Вот почему и чашу ненависти пью
из рук Творца за это.
***
Моя любовь рассыпалась, как бусы.
Я знаю: не при чём судьба,
когда сквозь потаённые искусы
прекрасен жемчуг – нить слаба.
В наш дикий час всё рушится и рвётся;
и вот любимая с тоской
мне в тишине вечерней признаётся,
что ей желаннее другой.
Я не желаю с нею пререкаться,
опять оправдывать себя,
потом играть смешную роль паяца,
зубами сдержанно скрипя.
Зачем мне звон рассыпавшихся бусин,
когда стоит галдёж кругом
и не понять: поэт ли безыскусен,
поэзия ль – сплошной излом?..
Постой, не плачь.
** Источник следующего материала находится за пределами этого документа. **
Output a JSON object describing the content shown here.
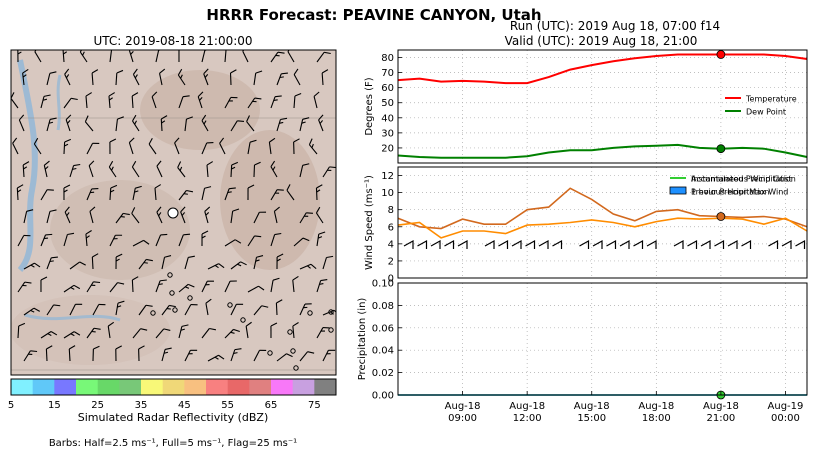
{
  "figure": {
    "title": "HRRR Forecast: PEAVINE CANYON, Utah",
    "run_line": "Run (UTC): 2019 Aug 18, 07:00 f14",
    "valid_line": "Valid (UTC): 2019 Aug 18, 21:00"
  },
  "map": {
    "title": "UTC: 2019-08-18 21:00:00",
    "colorbar": {
      "label": "Simulated Radar Reflectivity (dBZ)",
      "ticks": [
        "5",
        "15",
        "25",
        "35",
        "45",
        "55",
        "65",
        "75"
      ],
      "colors": [
        "#80f0ff",
        "#60c8f8",
        "#7878ff",
        "#78f878",
        "#68d868",
        "#78c878",
        "#f8f878",
        "#f0d878",
        "#f8c080",
        "#f88080",
        "#e86868",
        "#e08080",
        "#f878f8",
        "#c8a0e0",
        "#808080"
      ]
    },
    "barbs_note": "Barbs: Half=2.5 ms⁻¹, Full=5 ms⁻¹, Flag=25 ms⁻¹"
  },
  "chart_data": [
    {
      "type": "line",
      "ylabel": "Degrees (F)",
      "ylim": [
        10,
        85
      ],
      "yticks": [
        "20",
        "30",
        "40",
        "50",
        "60",
        "70",
        "80"
      ],
      "x": [
        "06:00",
        "07:00",
        "08:00",
        "09:00",
        "10:00",
        "11:00",
        "12:00",
        "13:00",
        "14:00",
        "15:00",
        "16:00",
        "17:00",
        "18:00",
        "19:00",
        "20:00",
        "21:00",
        "22:00",
        "23:00",
        "00:00",
        "01:00"
      ],
      "series": [
        {
          "name": "Temperature",
          "color": "#ff0000",
          "values": [
            65,
            66,
            64,
            64.5,
            64,
            63,
            63,
            67,
            72,
            75,
            77.5,
            79.5,
            81,
            82,
            82,
            82,
            82,
            82,
            81,
            79
          ]
        },
        {
          "name": "Dew Point",
          "color": "#008000",
          "values": [
            15,
            14,
            13.5,
            13.5,
            13.5,
            13.5,
            14.5,
            17,
            18.5,
            18.5,
            20,
            21,
            21.5,
            22,
            20,
            19.5,
            20,
            19.5,
            17,
            14
          ]
        }
      ],
      "marker": {
        "x": "21:00",
        "values": [
          82,
          19.5
        ]
      },
      "legend": "right",
      "grid": true
    },
    {
      "type": "line",
      "ylabel": "Wind Speed (ms⁻¹)",
      "ylim": [
        0,
        13
      ],
      "yticks": [
        "0",
        "2",
        "4",
        "6",
        "8",
        "10",
        "12"
      ],
      "x": [
        "06:00",
        "07:00",
        "08:00",
        "09:00",
        "10:00",
        "11:00",
        "12:00",
        "13:00",
        "14:00",
        "15:00",
        "16:00",
        "17:00",
        "18:00",
        "19:00",
        "20:00",
        "21:00",
        "22:00",
        "23:00",
        "00:00",
        "01:00"
      ],
      "series": [
        {
          "name": "Instantaneous Wind Gust",
          "color": "#d2691e",
          "values": [
            7.0,
            6.0,
            5.8,
            6.9,
            6.3,
            6.3,
            8.0,
            8.3,
            10.5,
            9.2,
            7.5,
            6.7,
            7.8,
            8.0,
            7.3,
            7.2,
            7.1,
            7.2,
            6.9,
            6.0
          ]
        },
        {
          "name": "Previous Hour Max Wind",
          "color": "#ff8c00",
          "values": [
            6.2,
            6.5,
            4.7,
            5.5,
            5.5,
            5.2,
            6.2,
            6.3,
            6.5,
            6.8,
            6.5,
            6.0,
            6.6,
            7.0,
            6.9,
            7.0,
            6.9,
            6.3,
            7.0,
            5.5
          ]
        }
      ],
      "marker": {
        "x": "21:00",
        "values": [
          7.2
        ]
      },
      "legend": "top-right",
      "grid": true
    },
    {
      "type": "line",
      "ylabel": "Precipitation (in)",
      "ylim": [
        0,
        0.1
      ],
      "yticks": [
        "0.00",
        "0.02",
        "0.04",
        "0.06",
        "0.08",
        "0.10"
      ],
      "x": [
        "06:00",
        "07:00",
        "08:00",
        "09:00",
        "10:00",
        "11:00",
        "12:00",
        "13:00",
        "14:00",
        "15:00",
        "16:00",
        "17:00",
        "18:00",
        "19:00",
        "20:00",
        "21:00",
        "22:00",
        "23:00",
        "00:00",
        "01:00"
      ],
      "series": [
        {
          "name": "Accumulated Precipitation",
          "color": "#32cd32",
          "values": [
            0,
            0,
            0,
            0,
            0,
            0,
            0,
            0,
            0,
            0,
            0,
            0,
            0,
            0,
            0,
            0,
            0,
            0,
            0,
            0
          ]
        },
        {
          "name": "1 hour Precipitation",
          "color": "#1e90ff",
          "values": [
            0,
            0,
            0,
            0,
            0,
            0,
            0,
            0,
            0,
            0,
            0,
            0,
            0,
            0,
            0,
            0,
            0,
            0,
            0,
            0
          ]
        }
      ],
      "marker": {
        "x": "21:00",
        "values": [
          0
        ]
      },
      "legend": "top-right",
      "grid": true,
      "xtick_labels": [
        {
          "x": "09:00",
          "date": "Aug-18",
          "time": "09:00"
        },
        {
          "x": "12:00",
          "date": "Aug-18",
          "time": "12:00"
        },
        {
          "x": "15:00",
          "date": "Aug-18",
          "time": "15:00"
        },
        {
          "x": "18:00",
          "date": "Aug-18",
          "time": "18:00"
        },
        {
          "x": "21:00",
          "date": "Aug-18",
          "time": "21:00"
        },
        {
          "x": "00:00",
          "date": "Aug-19",
          "time": "00:00"
        }
      ]
    }
  ]
}
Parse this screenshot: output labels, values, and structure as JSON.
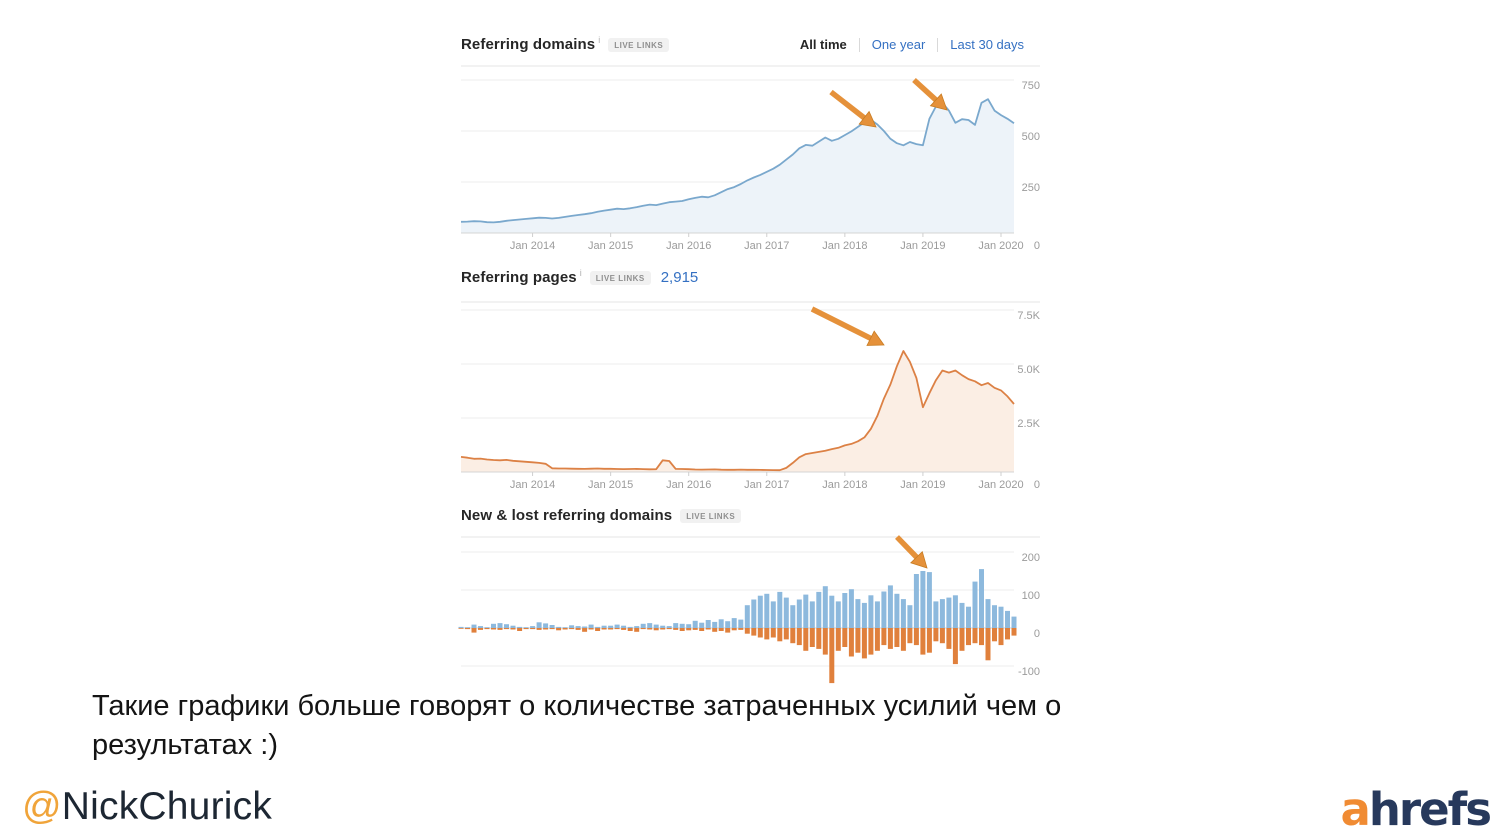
{
  "slide": {
    "caption_line1": "Такие графики больше говорят о количестве затраченных усилий чем о",
    "caption_line2": "результатах :)",
    "handle_at": "@",
    "handle_name": "NickChurick",
    "logo_a": "a",
    "logo_rest": "hrefs"
  },
  "colors": {
    "blue_line": "#7aa8cd",
    "blue_fill": "#edf3f9",
    "orange_line": "#dc8145",
    "orange_fill": "#fbeee4",
    "bar_new_blue": "#8db9dd",
    "bar_lost_orange": "#e0803c",
    "link_blue": "#3470c2",
    "arrow_orange": "#e5913a",
    "label_gray": "#9b9b9b"
  },
  "time_filters": [
    {
      "label": "All time",
      "active": true
    },
    {
      "label": "One year",
      "active": false
    },
    {
      "label": "Last 30 days",
      "active": false
    }
  ],
  "charts": [
    {
      "title": "Referring domains",
      "info": "i",
      "badge": "LIVE LINKS"
    },
    {
      "title": "Referring pages",
      "info": "i",
      "badge": "LIVE LINKS",
      "value": "2,915"
    },
    {
      "title": "New & lost referring domains",
      "badge": "LIVE LINKS"
    }
  ],
  "chart_data": [
    {
      "type": "area",
      "title": "Referring domains",
      "x_tick_labels": [
        "Jan 2014",
        "Jan 2015",
        "Jan 2016",
        "Jan 2017",
        "Jan 2018",
        "Jan 2019",
        "Jan 2020"
      ],
      "x_tick_indices": [
        11,
        23,
        35,
        47,
        59,
        71,
        83
      ],
      "n_points": 86,
      "ytick_values": [
        750,
        500,
        250
      ],
      "ytick_labels": [
        "750",
        "500",
        "250"
      ],
      "zero_label": "0",
      "ylim": [
        0,
        818
      ],
      "grid": true,
      "series": [
        {
          "name": "Referring domains",
          "color": "#7aa8cd",
          "fill": "#edf3f9",
          "values": [
            55,
            56,
            58,
            57,
            53,
            52,
            55,
            60,
            63,
            66,
            69,
            72,
            75,
            74,
            71,
            74,
            79,
            84,
            88,
            92,
            97,
            104,
            110,
            114,
            119,
            117,
            121,
            127,
            134,
            139,
            137,
            144,
            151,
            154,
            157,
            165,
            172,
            178,
            175,
            185,
            200,
            215,
            225,
            240,
            258,
            272,
            285,
            300,
            315,
            335,
            360,
            385,
            415,
            432,
            428,
            448,
            468,
            452,
            462,
            480,
            498,
            520,
            542,
            555,
            532,
            500,
            462,
            440,
            430,
            446,
            436,
            430,
            560,
            620,
            638,
            600,
            540,
            558,
            554,
            530,
            638,
            656,
            600,
            578,
            560,
            538
          ]
        }
      ]
    },
    {
      "type": "area",
      "title": "Referring pages",
      "x_tick_labels": [
        "Jan 2014",
        "Jan 2015",
        "Jan 2016",
        "Jan 2017",
        "Jan 2018",
        "Jan 2019",
        "Jan 2020"
      ],
      "x_tick_indices": [
        11,
        23,
        35,
        47,
        59,
        71,
        83
      ],
      "n_points": 86,
      "ytick_values": [
        7500,
        5000,
        2500
      ],
      "ytick_labels": [
        "7.5K",
        "5.0K",
        "2.5K"
      ],
      "zero_label": "0",
      "ylim": [
        0,
        7870
      ],
      "grid": true,
      "series": [
        {
          "name": "Referring pages",
          "color": "#dc8145",
          "fill": "#fbeee4",
          "values": [
            700,
            660,
            610,
            620,
            580,
            555,
            540,
            560,
            520,
            495,
            470,
            450,
            420,
            380,
            170,
            160,
            160,
            155,
            150,
            145,
            155,
            160,
            150,
            150,
            140,
            132,
            138,
            145,
            132,
            126,
            130,
            540,
            510,
            145,
            140,
            128,
            118,
            110,
            114,
            120,
            108,
            104,
            100,
            110,
            104,
            100,
            95,
            92,
            88,
            85,
            190,
            420,
            680,
            830,
            880,
            930,
            980,
            1060,
            1120,
            1230,
            1300,
            1420,
            1600,
            2000,
            2600,
            3400,
            4050,
            4900,
            5600,
            5100,
            4350,
            3000,
            3650,
            4250,
            4700,
            4600,
            4700,
            4480,
            4300,
            4200,
            4020,
            4120,
            3900,
            3780,
            3500,
            3150
          ]
        }
      ]
    },
    {
      "type": "bar",
      "title": "New & lost referring domains",
      "x_tick_labels": [],
      "x_tick_indices": [],
      "n_points": 86,
      "ytick_values": [
        200,
        100,
        0,
        -100
      ],
      "ytick_labels": [
        "200",
        "100",
        "0",
        "-100"
      ],
      "ylim": [
        -150,
        240
      ],
      "grid": true,
      "series": [
        {
          "name": "New referring domains",
          "color": "#8db9dd",
          "values": [
            3,
            2,
            9,
            5,
            2,
            11,
            13,
            10,
            6,
            3,
            2,
            5,
            15,
            12,
            8,
            3,
            2,
            7,
            5,
            4,
            9,
            3,
            6,
            6,
            9,
            6,
            3,
            5,
            11,
            13,
            9,
            6,
            5,
            13,
            11,
            10,
            19,
            14,
            21,
            16,
            23,
            18,
            26,
            22,
            60,
            75,
            85,
            90,
            70,
            95,
            80,
            60,
            75,
            88,
            70,
            95,
            110,
            85,
            70,
            92,
            102,
            76,
            66,
            86,
            70,
            96,
            112,
            90,
            76,
            60,
            142,
            150,
            147,
            70,
            76,
            80,
            86,
            66,
            56,
            122,
            155,
            76,
            60,
            56,
            45,
            30
          ]
        },
        {
          "name": "Lost referring domains",
          "color": "#e0803c",
          "values": [
            -2,
            -3,
            -12,
            -5,
            -3,
            -4,
            -5,
            -3,
            -4,
            -8,
            -3,
            -3,
            -5,
            -4,
            -3,
            -6,
            -4,
            -3,
            -5,
            -10,
            -4,
            -8,
            -4,
            -4,
            -3,
            -5,
            -8,
            -10,
            -3,
            -4,
            -6,
            -4,
            -3,
            -5,
            -8,
            -6,
            -5,
            -8,
            -4,
            -10,
            -8,
            -12,
            -6,
            -5,
            -15,
            -20,
            -25,
            -30,
            -25,
            -35,
            -30,
            -40,
            -45,
            -60,
            -50,
            -55,
            -70,
            -145,
            -60,
            -50,
            -75,
            -65,
            -80,
            -70,
            -60,
            -45,
            -55,
            -50,
            -60,
            -40,
            -45,
            -70,
            -65,
            -35,
            -40,
            -55,
            -95,
            -60,
            -45,
            -40,
            -45,
            -85,
            -35,
            -45,
            -30,
            -20
          ]
        }
      ]
    }
  ]
}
Открылась неба створка –
взгляни же вверх, на звёздный лес,
где Млечный Путь оберегает зорко
луну – жемчужину небес.
***
Они оригиналы и хотят,
чтоб все такими были, но считают
что люди не совсем их понимают, а те, кто понимают, те молчат...
Они не любят жить поодиночке, не любят тишины патриархальность, им подавай словесную нахальность,
всех доводя до ручки и до точки...
Кипения разнузданных страстей –
их идеал, идея и стихия.
Пусть зритель горлопанит: "Истерия! Кому нужны плоды таких затей?!"...
А им нужны. Нужна и величавость
в поступках, в откровенных разговорах, когда сочувствия и ненависти ворох –
не только позы пышность и курчавость...
Они доказывают аксиому, что в жизни бесполезны все стихи,
но так, как бесполезны все грехи, несущие бессмертие живому...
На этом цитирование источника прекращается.